Pre-Exposure Prophylaxis or PrEP

Pre-exposure prophylaxis (PrEP) involves putting HIV negative people on antiretroviral drugs (ARV) with the aim of protecting them from HIV infection. This blog looks at some of the pros and cons of PrEP.

Tuesday, November 2, 2010

Why do Microbicide Trials Make No Effort to Establish Mode of Transmission?

In contrast to the CAPRISA vaginal microbicide trial, which received copious amounts of coverage, not so much is said about the PRO2000 gel trial. The latter trial was deemed safe but it did not prevent transmission of HIV to women.

As is customary in these trials, no attempt was made to establish how HIV was transmitted. It was just assumed that it was sexually transmitted and male partners were not tested.

Incidence was high, between 3.9 and 4.7 per 100 woman years, despite condom use being high. Condom manufacturers might even be a little bit curious as to why people who were not engaging in sex very much, were avoiding unsafe sex and had been selected because they were HIV negative, seemed to be so susceptible to HIV infection. They were even screened for other sexually transmitted infections (gonorrhea and chamydia).
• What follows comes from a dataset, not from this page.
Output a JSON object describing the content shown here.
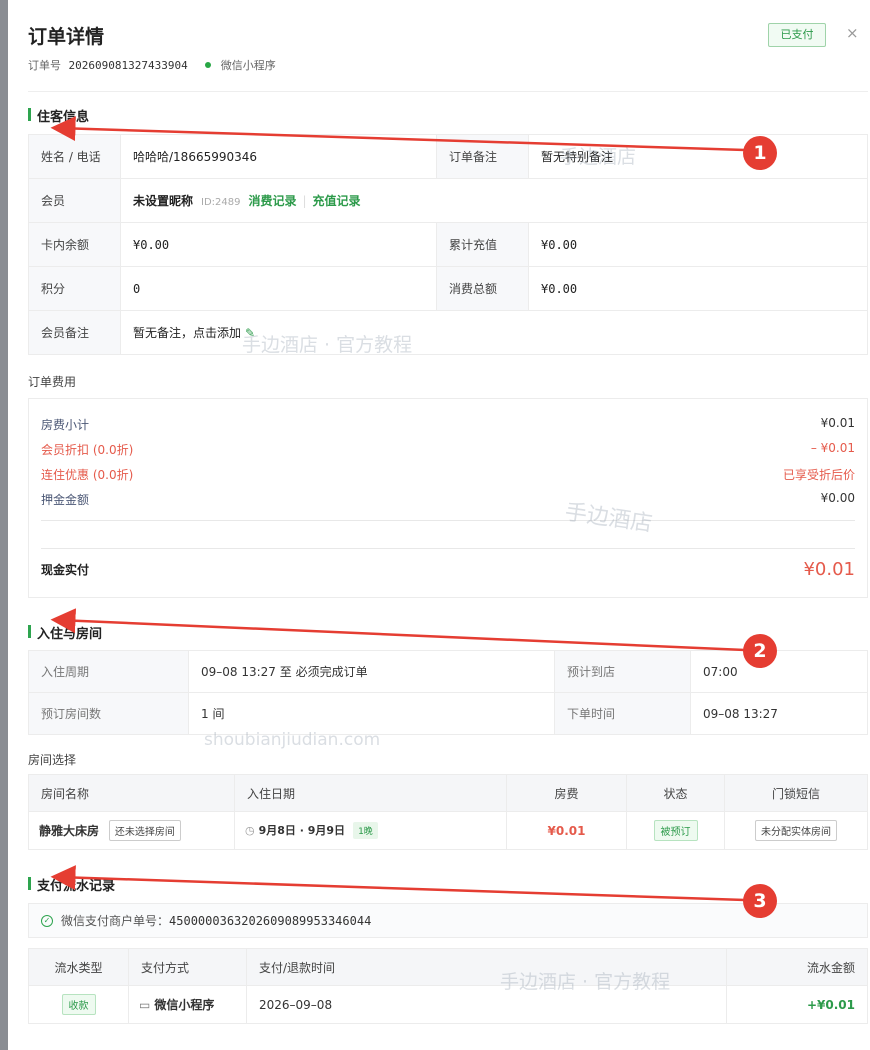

The ostensible aim of microbicide trials will not have been achieved. In order to prevent HIV transmission it needs to be clear how the virus is being transmitted. Microbicides may have some influence on non-sexual HIV transmission but people are unlikely to use them to prevent infection when they are not having sex unless they are made aware of the existence of such risks.

And even then, people will not be choosing to use vaginal microbicides. They would not be the first choice if you were a man, going for an operation, visiting the hairdresser, injecting drugs, pregnant or about to give birth, getting a tattoo, etc.

The failure to establish mode of transmission is not just a flaw. Non-sexual modes of transmission may turn out to be responsible for a significant number of HIV infections in some epidemics, such as those in high-prevalence sub-Saharan African countries.

If so, vaginal gels may achieve little more than continuing to deflect attention from the abysmal health services that are undoubtedly infecting African patients with all manner of diseases, not just HIV.